On 26-10-2022 07:45, Brent Meeker wrote:
On 10/25/2022 4:15 PM, smitra wrote:
On 26-10-2022 00:14, Bruce Kellett wrote:
On Wed, Oct 26, 2022 at 9:00 AM John Clark <johnkcl...@gmail.com>
wrote:

On Tue, Oct 25, 2022 at 5:31 PM Bruce Kellett
<bhkellet...@gmail.com> wrote:

_> One of the main troubles with this is that the Copenhagen
Interpretation, insofar as there is any such thing, does not
entail that the wave function collapses when the result enters
consciousness. This was a mad idea put forward by Wigner, and it
was soon realized that the idea was just silly, and could never
work. So that idea has long been abandoned. Deutsch's attempted
proof involves comparison with an abandoned idea of quantum
mechanics, so it doesn't really prove anything. Besides, the whole
set-up involves assumptions about quantum computers and
consciousness that are far from obvious, and probably not even
correct._

OK, so forget about consciousness, the fact remains that If you see
interference bands on Deutsch's photographic plate then that would
prove a universe can split and, provided the difference between them
is very small, can under the right conditions become identical again
and thus merge back together. That is the key part of the multiverse
idea and if it's true then there is no need to indulge in the
mumbo-jumbo of Copenhagen quantum complementarity.
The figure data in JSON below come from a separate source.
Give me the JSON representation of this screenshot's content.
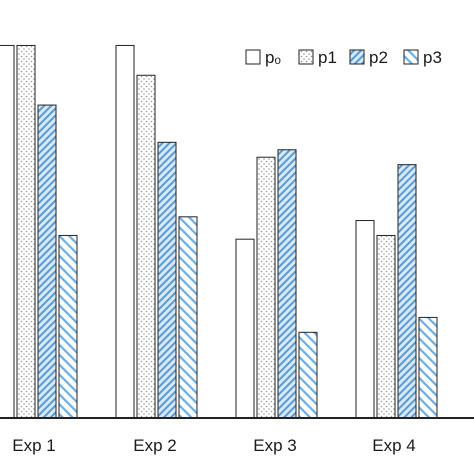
{
  "chart_data": {
    "type": "bar",
    "categories": [
      "Exp 1",
      "Exp 2",
      "Exp 3",
      "Exp 4"
    ],
    "series": [
      {
        "name": "pₒ",
        "values": [
          100,
          100,
          48,
          53
        ]
      },
      {
        "name": "p1",
        "values": [
          100,
          92,
          70,
          49
        ]
      },
      {
        "name": "p2",
        "values": [
          84,
          74,
          72,
          68
        ]
      },
      {
        "name": "p3",
        "values": [
          49,
          54,
          23,
          27
        ]
      }
    ],
    "ylim": [
      0,
      102
    ],
    "legend": "top-right",
    "grid": false
  },
  "styles": {
    "bar_stroke": "#222222",
    "axis_color": "#222222",
    "fills": {
      "pₒ": "plain-white",
      "p1": "dotted-light-gray",
      "p2": "dense-diagonal-blue",
      "p3": "sparse-diagonal-blue"
    },
    "pattern_colors": {
      "dots": "#9a9a9a",
      "p2_base": "#d6e9f4",
      "p2_stripe": "#5b9bd5",
      "p3_stripe": "#6aaee3"
    }
  }
}
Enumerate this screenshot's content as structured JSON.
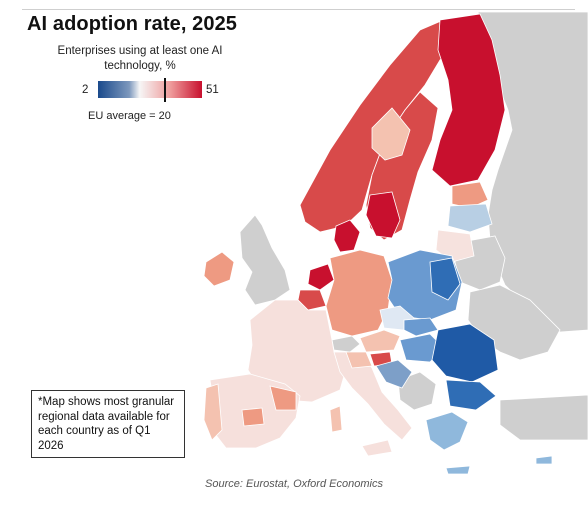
{
  "title": "AI adoption rate, 2025",
  "legend": {
    "caption": "Enterprises using at least one AI technology, %",
    "min": "2",
    "max": "51",
    "eu_average_label": "EU average = 20",
    "colors": {
      "low": "#1a4a8c",
      "mid_low": "#7d98bd",
      "neutral": "#f6f6f6",
      "mid_high": "#ee9a9a",
      "high": "#c8102e",
      "no_data": "#cfcfcf"
    }
  },
  "note": "*Map shows most granular regional data available for each country as of Q1 2026",
  "source": "Source: Eurostat, Oxford Economics",
  "map": {
    "type": "choropleth",
    "scale_min": 2,
    "scale_max": 51,
    "eu_average": 20
  }
}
That is as much mumbo-jumbo as anything in Copenhagen. For instance,
what determines if the difference between the worlds is small
'enough'? You are using the result of no divergence between worlds to
conclude something about a divergence that probably never occurred. It
is simpler to state that no measurement was made in the Deutsch
set-up. Measurement, after all, involves irreversible decoherence, and
such cannot be 'quantum erased'. So no which-way measurement would
have been made in the Deutsch experiment. "Measurement" requires the
formation of permanent records in the environment (and many copies of
the result can be formed as well).


There is no such thing as irreversible decoherence in unitary QM. Now, you and Brent have invoked the expansion of the universe in past discussions to argue that fundamentally irreversible phenomena do exist. However this reasoning is flawed, because you then assume a semi-classical model where the expansion of the universe is described in a classical way. If QM is fundamental, then the entire state of the universe, including the space-time geometry is part of that quantum description. You then have a wavefunctional that assigns a complex amplitude to the entire state of the universe that includes al the fields of all particles and also the space-time geometry.
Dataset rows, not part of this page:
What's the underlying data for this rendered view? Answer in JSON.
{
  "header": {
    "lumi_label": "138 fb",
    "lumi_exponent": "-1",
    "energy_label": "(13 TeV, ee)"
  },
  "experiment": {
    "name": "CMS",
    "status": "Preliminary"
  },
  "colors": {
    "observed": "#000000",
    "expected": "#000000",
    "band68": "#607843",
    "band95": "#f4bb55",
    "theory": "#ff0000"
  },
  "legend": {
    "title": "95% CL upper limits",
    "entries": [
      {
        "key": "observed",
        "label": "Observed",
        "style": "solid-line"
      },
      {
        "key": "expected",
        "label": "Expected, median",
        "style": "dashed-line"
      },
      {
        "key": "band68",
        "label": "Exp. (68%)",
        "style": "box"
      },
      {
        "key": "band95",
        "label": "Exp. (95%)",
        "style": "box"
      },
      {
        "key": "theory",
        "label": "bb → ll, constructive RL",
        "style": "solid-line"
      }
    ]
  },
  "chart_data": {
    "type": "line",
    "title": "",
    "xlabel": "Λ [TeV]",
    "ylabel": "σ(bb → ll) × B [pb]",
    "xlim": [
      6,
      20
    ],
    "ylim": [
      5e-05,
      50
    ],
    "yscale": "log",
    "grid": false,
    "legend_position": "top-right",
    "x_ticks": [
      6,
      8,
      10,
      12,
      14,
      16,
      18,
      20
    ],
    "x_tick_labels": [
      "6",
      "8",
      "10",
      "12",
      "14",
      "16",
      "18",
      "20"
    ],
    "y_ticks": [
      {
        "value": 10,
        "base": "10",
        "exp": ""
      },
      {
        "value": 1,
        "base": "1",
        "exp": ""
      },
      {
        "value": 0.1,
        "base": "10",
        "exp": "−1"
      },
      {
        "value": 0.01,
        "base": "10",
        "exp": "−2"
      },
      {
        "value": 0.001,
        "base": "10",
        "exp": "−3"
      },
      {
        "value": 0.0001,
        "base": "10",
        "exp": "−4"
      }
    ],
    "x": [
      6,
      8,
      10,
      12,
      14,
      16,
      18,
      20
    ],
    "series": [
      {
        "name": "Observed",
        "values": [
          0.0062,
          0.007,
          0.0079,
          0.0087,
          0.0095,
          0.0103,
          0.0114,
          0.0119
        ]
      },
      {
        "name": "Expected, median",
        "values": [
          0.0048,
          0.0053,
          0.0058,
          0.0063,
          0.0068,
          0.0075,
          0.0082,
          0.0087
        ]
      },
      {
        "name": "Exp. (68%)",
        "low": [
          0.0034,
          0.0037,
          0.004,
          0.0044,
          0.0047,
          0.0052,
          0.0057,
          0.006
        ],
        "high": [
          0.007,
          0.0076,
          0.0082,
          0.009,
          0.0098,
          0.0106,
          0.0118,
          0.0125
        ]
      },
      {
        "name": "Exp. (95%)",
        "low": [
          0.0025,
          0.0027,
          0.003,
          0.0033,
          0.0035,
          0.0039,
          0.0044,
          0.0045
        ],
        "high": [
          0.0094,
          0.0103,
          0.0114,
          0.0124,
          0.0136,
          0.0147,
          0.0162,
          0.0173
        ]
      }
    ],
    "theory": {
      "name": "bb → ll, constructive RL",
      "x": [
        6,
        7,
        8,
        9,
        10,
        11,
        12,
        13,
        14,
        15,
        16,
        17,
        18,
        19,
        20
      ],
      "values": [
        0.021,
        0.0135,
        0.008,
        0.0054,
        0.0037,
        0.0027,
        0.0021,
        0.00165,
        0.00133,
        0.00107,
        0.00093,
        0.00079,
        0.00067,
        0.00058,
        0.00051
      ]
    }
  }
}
That assumes that the long sought quantum theory of gravity will not
break unitarity.  There are already proposals for this
https://arxiv.org/pdf/2201.11658.pdf

Brent

It's not clear that generalizing from unitary to isometric transforms makes much of a difference here for the purpose of getting to a real collapse of the wavefunction. ALso, in the article they


Thing is that the laws of physics are what they are. You cannot demand that you require measurement results to be truly permanent and that they therefore arise due to irreversible processes. Whether that's the case or not is determined by the laws of physics, not by us.

Also, in the article they threat the space-time geometry as a classical background field, the consider the problem of QFT in an expanding universe. It's not clear at all from their proposals how in their proposal where the dimension of Hilbert space increases, one would quantize gravity.